= Quadric geometric algebra =

Quadric geometric algebra (QGA) is a geometrical application of the $\mathcal{G}_{6, 3}$ geometric algebra. This algebra is also known as the $\mathcal{C} \ell_{6, 3}$ Clifford algebra. QGA is a super-algebra over $\mathcal{G}_{4, 1}$ conformal geometric algebra (CGA) and $\mathcal{G}_{1, 3}$ spacetime algebra (STA), which can each be defined within sub-algebras of QGA.

CGA provides representations of spherical entities (points, spheres, planes, and lines) and a complete set of operations (translation, rotation, dilation, and intersection) that apply to them. QGA extends CGA to also include representations of some non-spherical entities: principal axes-aligned quadric surfaces and many of their degenerate forms such as planes, lines, and points.

General quadric surfaces are characterized by the implicit polynomial equation of degree 2

$A x^2 + B y^2 + C z^2 + D x y + E y z + F z x + G x + H y + I z + J = 0.$

which can characterize quadric surfaces located at any center point and aligned along arbitrary axes. However, QGA includes vector entities that can represent only the principal axes-aligned quadric surfaces characterized by

$A x^2 + B y^2 + C z^2 + G x + H y + I z + J = 0.$

This is still a very significant advancement over CGA.

A possible performance issue with using QGA is the increased computation required to use a 9D vector space, as compared to the smaller 5D vector space of CGA. A 5D CGA subspace can be used when only CGA entities are involved in computations.

In general, the operation of rotation does not work correctly on non-spherical QGA quadric surface entities. Rotation also does not work correctly on the QGA point entities. Attempting to rotate a QGA quadric surface may result in a different type of quadric surface, or a quadric surface that is rotated and distorted in an unexpected way.

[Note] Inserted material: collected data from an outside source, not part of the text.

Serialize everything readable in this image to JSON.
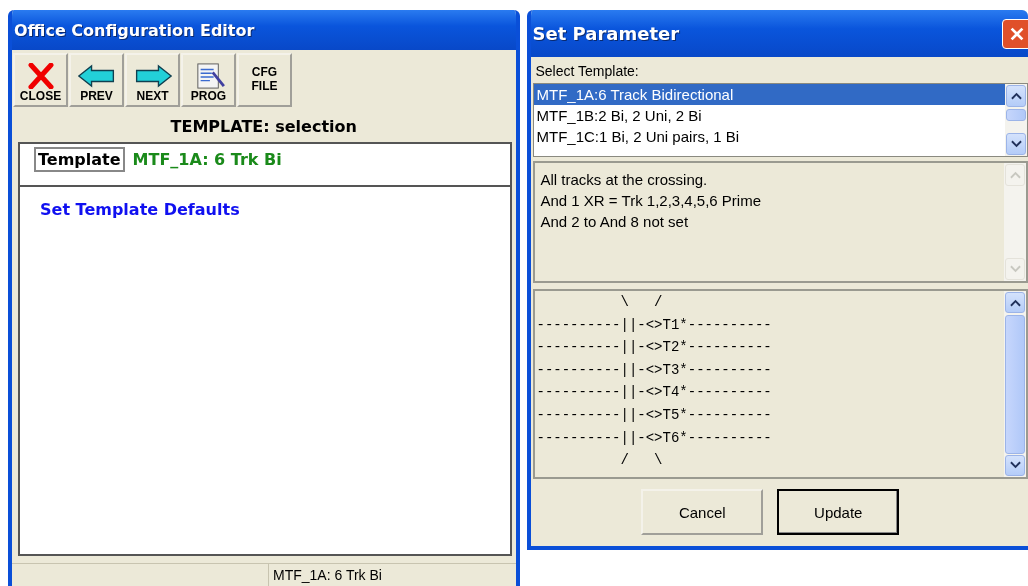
{
  "editor_window": {
    "title": "Office Configuration Editor",
    "toolbar": [
      {
        "kind": "close",
        "label": "CLOSE"
      },
      {
        "kind": "prev",
        "label": "PREV"
      },
      {
        "kind": "next",
        "label": "NEXT"
      },
      {
        "kind": "prog",
        "label": "PROG"
      },
      {
        "kind": "text",
        "label": "CFG FILE"
      }
    ],
    "heading": "TEMPLATE:  selection",
    "template_field": {
      "label": "Template",
      "value": "MTF_1A: 6 Trk Bi"
    },
    "link": "Set Template Defaults",
    "status_bar": [
      "MTF_1A: 6 Trk Bi"
    ]
  },
  "dialog": {
    "title": "Set Parameter",
    "list_label": "Select Template:",
    "templates": [
      {
        "label": "MTF_1A:6 Track Bidirectional",
        "selected": true
      },
      {
        "label": "MTF_1B:2 Bi, 2 Uni, 2 Bi",
        "selected": false
      },
      {
        "label": "MTF_1C:1 Bi, 2 Uni pairs, 1 Bi",
        "selected": false
      }
    ],
    "description": [
      "All tracks at the crossing.",
      "And 1 XR = Trk 1,2,3,4,5,6 Prime",
      "And 2 to And 8 not set"
    ],
    "diagram": [
      "          \\   /",
      "----------||-<>T1*----------",
      "----------||-<>T2*----------",
      "----------||-<>T3*----------",
      "----------||-<>T4*----------",
      "----------||-<>T5*----------",
      "----------||-<>T6*----------",
      "          /   \\"
    ],
    "buttons": [
      {
        "label": "Cancel",
        "default": false
      },
      {
        "label": "Update",
        "default": true
      }
    ]
  }
}
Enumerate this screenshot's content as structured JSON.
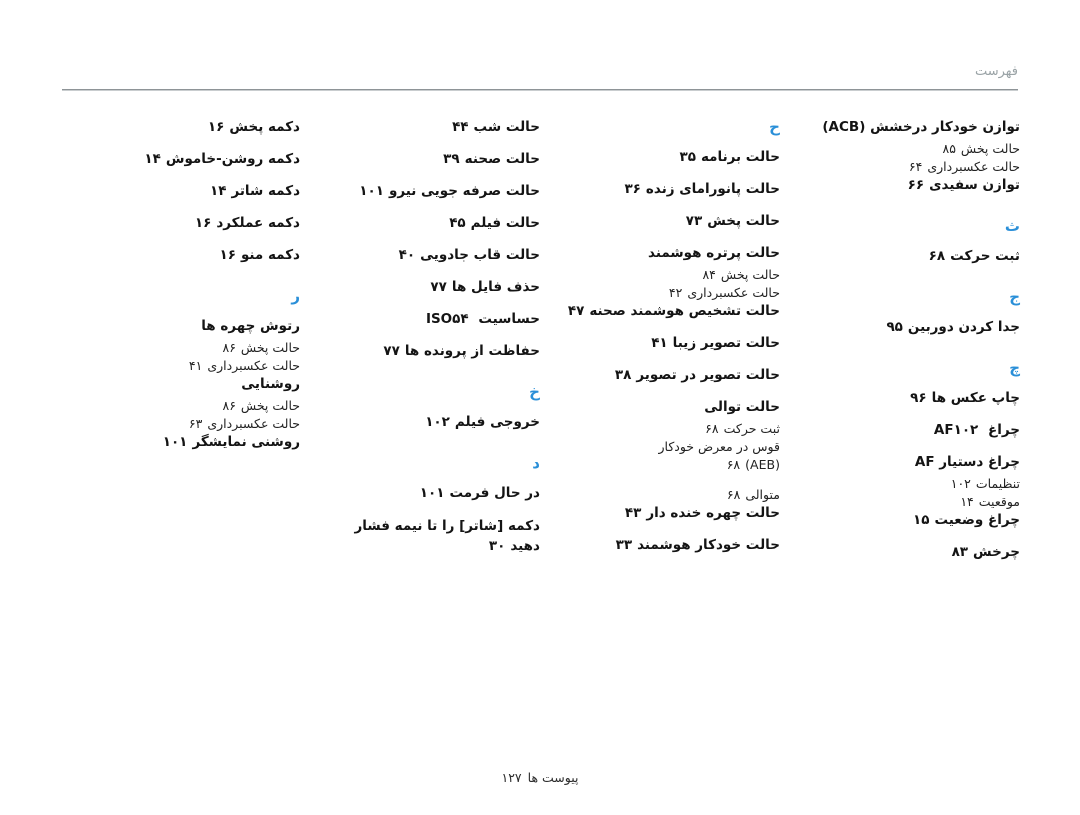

Attempting to rotate a QGA point may produce a value that projects as the expected rotated vector, but the produced value is generally not a correct embedding of the rotated vector. The failure of QGA points to rotate correctly also leads to the inability to use outermorphisms to rotate dual Geometric Outer Product Null Space (GOPNS) entities. To rotate a QGA point, it must be projected to a vector or converted to a CGA point for rotation operations, then the rotated result can be re-embedded or converted back into a QGA point. A quadric surface rotated by an arbitrary angle cannot be represented by any known QGA entity. Representation of general quadric surfaces with useful operations will require an algebra (that appears to be unknown at this time) that extends QGA.

Although rotation is generally unavailable in QGA, the transposition operation is a special-case modification of rotation by $\pi / 2$ that works correctly on all QGA GIPNS entities. Transpositions allow QGA GIPNS entities to be reflected in the six diagonal planes $y = \pm x$, $z = \pm x$, and $z = \pm y$.

Entities for all principal axes-aligned quadric surfaces can be defined in QGA. These include ellipsoids, cylinders, cones, paraboloids, and hyperboloids in all of their various forms.

A powerful feature of QGA is the ability to compute the intersections of axes-aligned quadric surfaces. With few exceptions, the outer product of QGA GIPNS surface entities represents their surfaces intersection(s). This method of computing intersections works the same as it does in CGA, where only spherical entities are available.